L’ensemble de "la Communauté Tibétaine à travers le monde est profondément attristée par cette mauvaise et malheureuse nouvelle en provenance du Tibet.
"La Communauté Tibétaine de France et ses Amis" appellent ses membres le 31 octobre à 15h au "Centre Rigpa" à Paris. Métro : Louise Michel
C’est un appel à une prière collective afin que ces Martyrs tibétains puissent renaître dans des conditions favorables.
Même si le pouvoir occupant chinois tue des combattants tibétains de la liberté, il ne pourra jamais tuer la volonté du peuple tibétain pour un Tibet tibétain et libre. " on peut tuer les rêveurs mais on ne peut pas tuer le rêve d’un peuple", comme l’a dit Martin LUTHER KING.
La vérité est là et elle se suffit à elle-même comme preuve. Je pense profondément aux familles des personnes exécutées pour une cause noble par conséquent, nous devons prier pour nos compatriotes.

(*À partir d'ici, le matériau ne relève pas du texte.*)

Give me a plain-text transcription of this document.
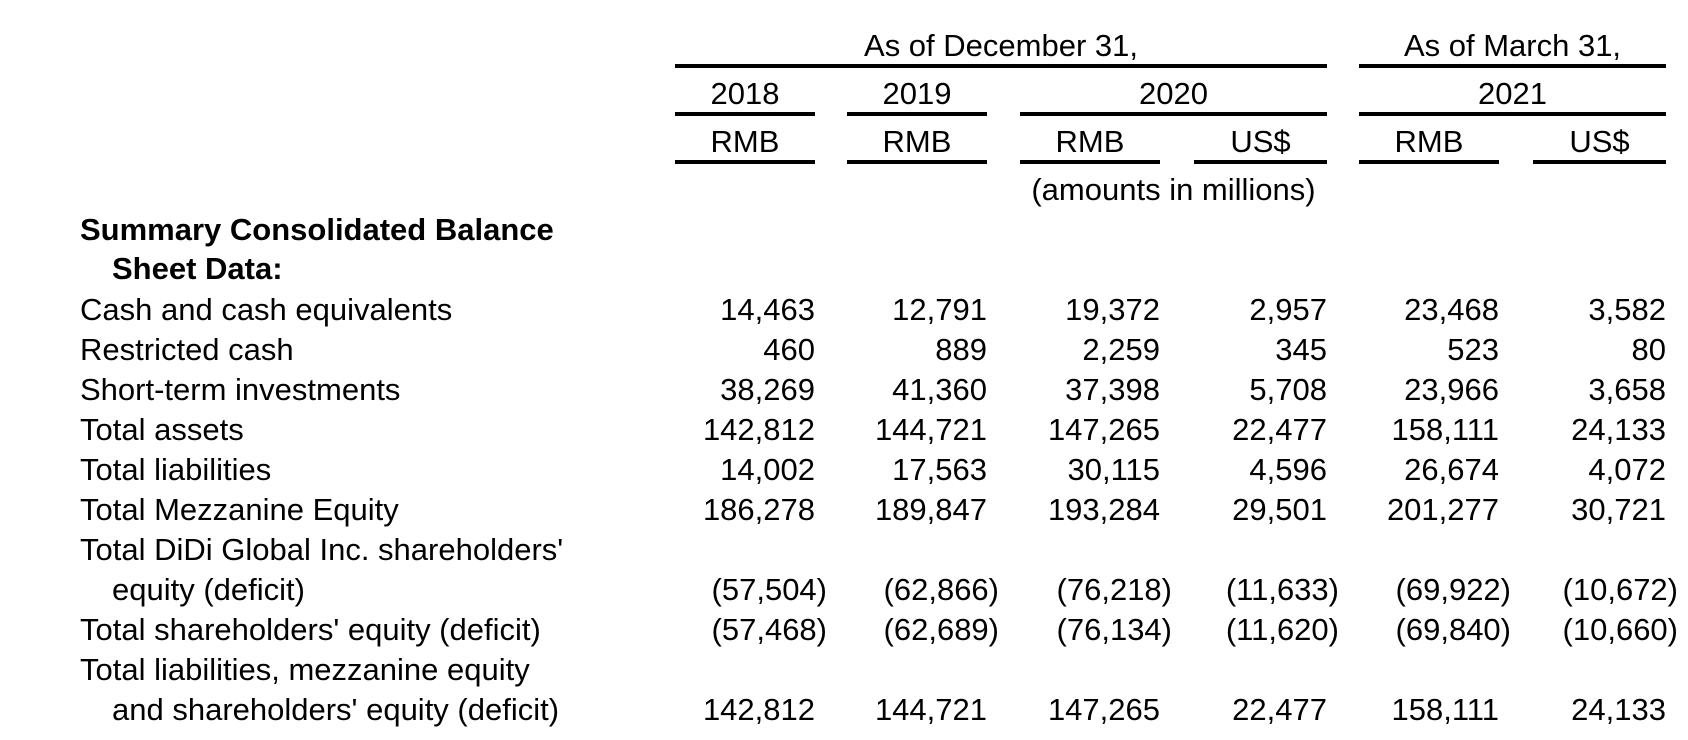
As of December 31,	As of March 31,
2018	2019	2020	2021
RMB	RMB	RMB	US$	RMB	US$
(amounts in millions)
Summary Consolidated Balance
Sheet Data:
Cash and cash equivalents	14,463 12,791	19,372	2,957 23,468	3,582
Restricted cash	460	889	2,259	345	523	80
Short-term investments	38,269 41,360	37,398	5,708 23,966	3,658
Total assets	142,812 144,721 147,265 22,477 158,111 24,133
Total liabilities	14,002 17,563	30,115	4,596 26,674	4,072
Total Mezzanine Equity	186,278 189,847 193,284 29,501 201,277 30,721
Total DiDi Global Inc. shareholders'
equity (deficit)	(57,504) (62,866) (76,218) (11,633) (69,922) (10,672)
Total shareholders' equity (deficit)	(57,468) (62,689) (76,134) (11,620) (69,840) (10,660)
Total liabilities, mezzanine equity
and shareholders' equity (deficit)	142,812 144,721 147,265 22,477 158,111 24,133
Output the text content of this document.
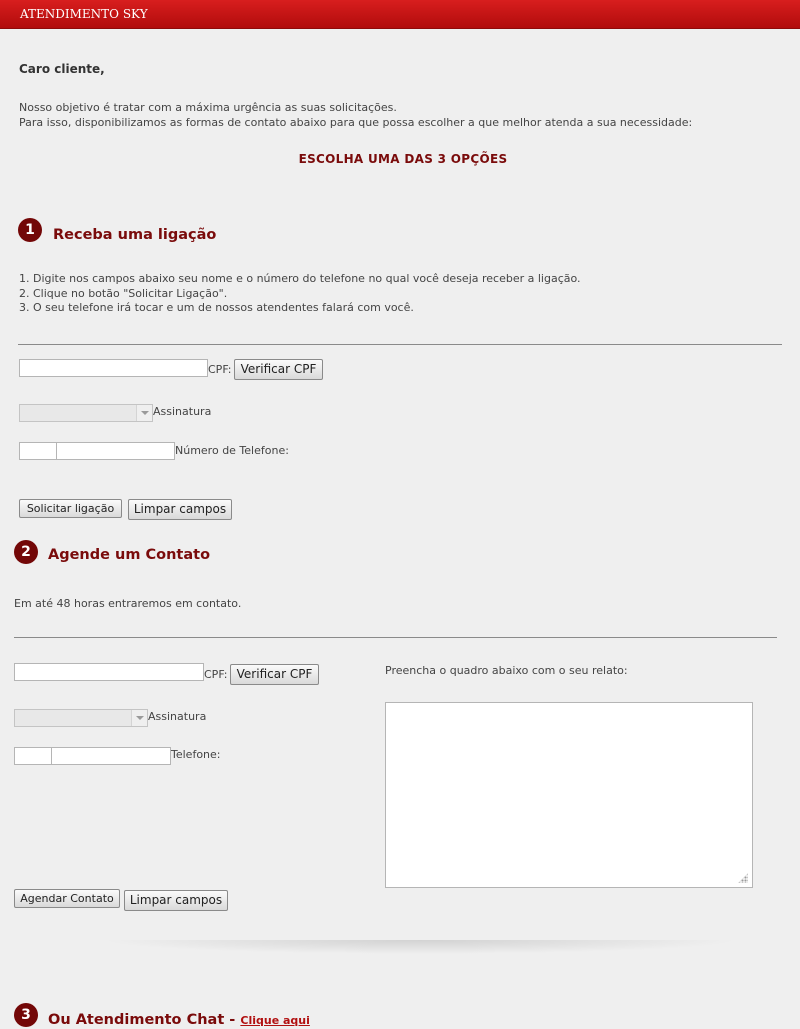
ATENDIMENTO SKY
Caro cliente,
Nosso objetivo é tratar com a máxima urgência as suas solicitações.
Para isso, disponibilizamos as formas de contato abaixo para que possa escolher a que melhor atenda a sua necessidade:
ESCOLHA UMA DAS 3 OPÇÕES
1	Receba uma ligação
1. Digite nos campos abaixo seu nome e o número do telefone no qual você deseja receber a ligação.
2. Clique no botão "Solicitar Ligação".
3. O seu telefone irá tocar e um de nossos atendentes falará com você.
CPF: Verificar CPF
Assinatura
Número de Telefone:
Solicitar ligação	Limpar campos
2	Agende um Contato
Em até 48 horas entraremos em contato.
CPF: Verificar CPF	Preencha o quadro abaixo com o seu relato:
Assinatura
Telefone:
Agendar Contato	Limpar campos
3	Ou Atendimento Chat - Clique aqui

Par ailleurs, nous devons cultiver beaucoup de compassion à l’égard de Hu Jian Tao. C’est lui qui est le principal commanditaire de ces exécutions sommaires des Tibétains et nous le notons dans les manuels de l’Histoire du Tibet de manière objective et lucide, sans rancune mais dans le souci de rétablir la justice pour les Tibétains qui souffrent depuis un demi-siècle sous le silence de l’ONU et de la "Communauté Internationale.

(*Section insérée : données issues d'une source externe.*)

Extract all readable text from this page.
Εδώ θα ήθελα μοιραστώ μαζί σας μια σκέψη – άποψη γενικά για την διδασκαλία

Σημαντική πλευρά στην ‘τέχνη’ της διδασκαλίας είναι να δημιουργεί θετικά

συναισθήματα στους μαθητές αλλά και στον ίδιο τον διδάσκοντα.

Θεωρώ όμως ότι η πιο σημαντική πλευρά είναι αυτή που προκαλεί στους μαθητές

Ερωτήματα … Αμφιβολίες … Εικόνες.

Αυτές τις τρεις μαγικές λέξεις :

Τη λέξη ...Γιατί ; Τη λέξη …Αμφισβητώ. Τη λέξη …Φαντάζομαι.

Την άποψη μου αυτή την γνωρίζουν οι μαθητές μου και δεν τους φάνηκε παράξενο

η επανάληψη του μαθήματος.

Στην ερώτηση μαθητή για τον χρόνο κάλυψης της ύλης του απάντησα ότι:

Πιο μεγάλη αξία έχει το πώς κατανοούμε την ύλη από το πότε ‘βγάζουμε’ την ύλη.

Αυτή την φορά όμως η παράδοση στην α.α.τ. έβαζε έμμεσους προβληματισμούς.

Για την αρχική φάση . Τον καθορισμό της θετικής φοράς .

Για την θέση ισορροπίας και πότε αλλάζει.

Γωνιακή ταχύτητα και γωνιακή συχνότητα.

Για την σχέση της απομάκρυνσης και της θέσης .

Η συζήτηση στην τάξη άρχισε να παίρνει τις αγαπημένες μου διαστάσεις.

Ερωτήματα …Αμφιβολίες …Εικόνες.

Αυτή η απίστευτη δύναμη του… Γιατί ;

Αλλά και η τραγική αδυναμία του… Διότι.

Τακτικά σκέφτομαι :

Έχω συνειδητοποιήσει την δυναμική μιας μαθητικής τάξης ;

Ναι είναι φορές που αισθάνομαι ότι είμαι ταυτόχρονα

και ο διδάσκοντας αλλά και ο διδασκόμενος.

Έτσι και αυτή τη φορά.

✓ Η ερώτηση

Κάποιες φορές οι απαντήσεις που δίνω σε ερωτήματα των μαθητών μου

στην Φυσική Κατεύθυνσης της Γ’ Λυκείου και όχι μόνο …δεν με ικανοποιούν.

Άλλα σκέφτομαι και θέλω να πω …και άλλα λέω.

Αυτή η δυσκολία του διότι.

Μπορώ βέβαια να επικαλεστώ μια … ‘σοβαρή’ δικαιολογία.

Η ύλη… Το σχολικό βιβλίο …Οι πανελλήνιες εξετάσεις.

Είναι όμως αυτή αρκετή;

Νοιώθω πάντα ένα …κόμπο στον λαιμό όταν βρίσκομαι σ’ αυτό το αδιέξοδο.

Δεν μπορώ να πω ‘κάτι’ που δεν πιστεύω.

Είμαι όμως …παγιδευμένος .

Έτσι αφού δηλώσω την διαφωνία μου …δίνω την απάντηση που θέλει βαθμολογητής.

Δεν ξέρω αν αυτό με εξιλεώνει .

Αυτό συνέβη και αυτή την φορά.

Malgré tout cela, nous sommes un peuple debout et déterminé dans l’unité pour un même rêve commun qui est celui d’un Tibet réunifié dans toute sa dignité.

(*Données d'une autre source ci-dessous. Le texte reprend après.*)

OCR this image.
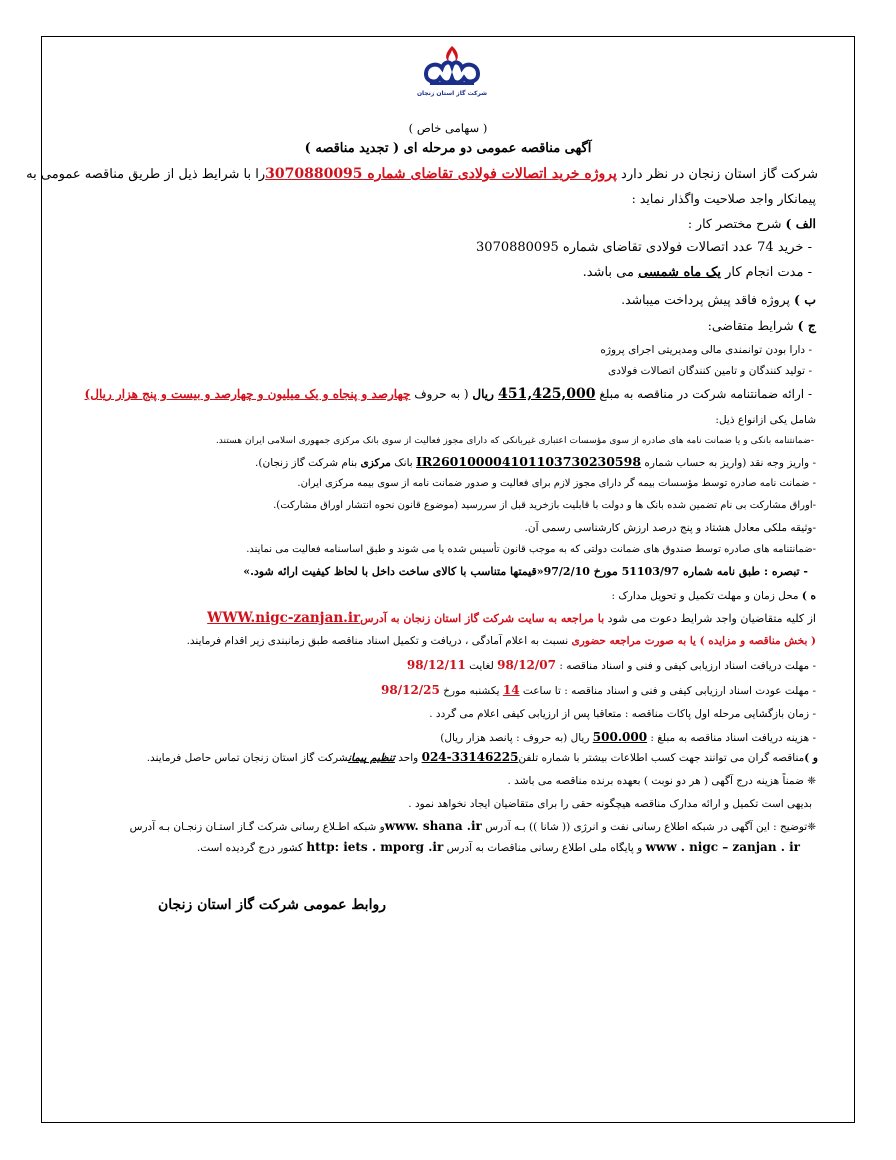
شرکت گاز استان زنجان
( سهامی خاص )
آگهی مناقصه عمومی دو مرحله ای ( تجدید مناقصه )
شرکت گاز استان زنجان در نظر دارد پروژه خرید اتصالات فولادی تقاضای شماره 3070880095را با شرایط ذیل از طریق مناقصه عمومی به
پیمانکار واجد صلاحیت واگذار نماید :
الف ) شرح مختصر کار :
- خرید 74 عدد اتصالات فولادی تقاضای شماره 3070880095
- مدت انجام کار یک ماه شمسی می باشد.
ب ) پروژه فاقد پیش پرداخت میباشد.
ج ) شرایط متقاضی:
- دارا بودن توانمندی مالی ومدیریتی اجرای پروژه
- تولید کنندگان و تامین کنندگان اتصالات فولادی
- ارائه ضمانتنامه شرکت در مناقصه به مبلغ 451,425,000 ریال ( به حروف چهارصد و پنجاه و یک میلیون و چهارصد و بیست و پنج هزار ریال)
شامل یکی ازانواع ذیل:
-ضمانتنامه بانکی و یا ضمانت نامه های صادره از سوی مؤسسات اعتباری غیربانکی که دارای مجوز فعالیت از سوی بانک مرکزی جمهوری اسلامی ایران هستند.
- واریز وجه نقد (واریز به حساب شماره IR260100004101103730230598 بانک مرکزی بنام شرکت گاز زنجان).
- ضمانت نامه صادره توسط مؤسسات بیمه گر دارای مجوز لازم برای فعالیت و صدور ضمانت نامه از سوی بیمه مرکزی ایران.
-اوراق مشارکت بی نام تضمین شده بانک ها و دولت با قابلیت بازخرید قبل از سررسید (موضوع قانون نحوه انتشار اوراق مشارکت).
-وثیقه ملکی معادل هشتاد و پنج درصد ارزش کارشناسی رسمی آن.
-ضمانتنامه های صادره توسط صندوق های ضمانت دولتی که به موجب قانون تأسیس شده یا می شوند و طبق اساسنامه فعالیت می نمایند.
- تبصره : طبق نامه شماره 51103/97 مورخ 97/2/10«قیمتها متناسب با کالای ساخت داخل با لحاظ کیفیت ارائه شود.»
ه ) محل زمان و مهلت تکمیل و تحویل مدارک :
از کلیه متقاضیان واجد شرایط دعوت می شود با مراجعه به سایت شرکت گاز استان زنجان به آدرسWWW.nigc-zanjan.ir
( بخش مناقصه و مزایده ) یا به صورت مراجعه حضوری نسبت به اعلام آمادگی ، دریافت و تکمیل اسناد مناقصه طبق زمانبندی زیر اقدام فرمایند.
- مهلت دریافت اسناد ارزیابی کیفی و فنی و اسناد مناقصه : 98/12/07 لغایت 98/12/11
- مهلت عودت اسناد ارزیابی کیفی و فنی و اسناد مناقصه : تا ساعت 14 یکشنبه مورخ 98/12/25
- زمان بازگشایی مرحله اول پاکات مناقصه : متعاقبا پس از ارزیابی کیفی اعلام می گردد .
- هزینه دریافت اسناد مناقصه به مبلغ : 500.000 ریال (به حروف : پانصد هزار ریال)
و )مناقصه گران می توانند جهت کسب اطلاعات بیشتر با شماره تلفن024-33146225 واحد تنظیم پیمانشرکت گاز استان زنجان تماس حاصل فرمایند.
❈ ضمناً هزینه درج آگهی ( هر دو نوبت ) بعهده برنده مناقصه می باشد .
بدیهی است تکمیل و ارائه مدارک مناقصه هیچگونه حقی را برای متقاضیان ایجاد نخواهد نمود .
❈توضیح : این آگهی در شبکه اطلاع رسانی نفت و انرژی (( شانا )) بـه آدرس www. shana .irو شبکه اطـلاع رسانی شرکت گـاز استـان زنجـان بـه آدرس
www . nigc – zanjan . ir و پایگاه ملی اطلاع رسانی مناقصات به آدرس http: iets . mporg .ir کشور درج گردیده است.
روابط عمومی شرکت گاز استان زنجان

Ce mot est écrit par Thupten
Hier [1], vers onze heures du matin (heure locale), trois prisonniers politiques tibétains ont été exécutés par des soldats chinois à Lhassa, selon une source fiable. Parmi les morts se trouvait une jeune femme du district de Nyenmo, près de Lhassa.
Un des prisonniers politiques a été identifié comme étant Lobsang Tenzin de Lhassa, TAR. Le dernier était Amdo Ngaba. Tout les trois ont participé aux émeutes de 2008 au Tibet.
La tension augmente au Tibet à cause de l’arrestation récente d’un grand nombre de tibétains par la police chinoise. C’est une façon de sévir contre les tibétains qui participèrent en 2008 aux émeutes massives contre le gouvernement chinois.
Le mouvement tibétain GuChuSum est particulièrement concerné par le sort des prisonniers politiques qui croupissent dans les prisons chinoises au Tibet. Nous appelons la communauté internationale à exercer des pressions sur le gouvernement chinois pour qu’il relâche sans condition tous les prisonniers politiques.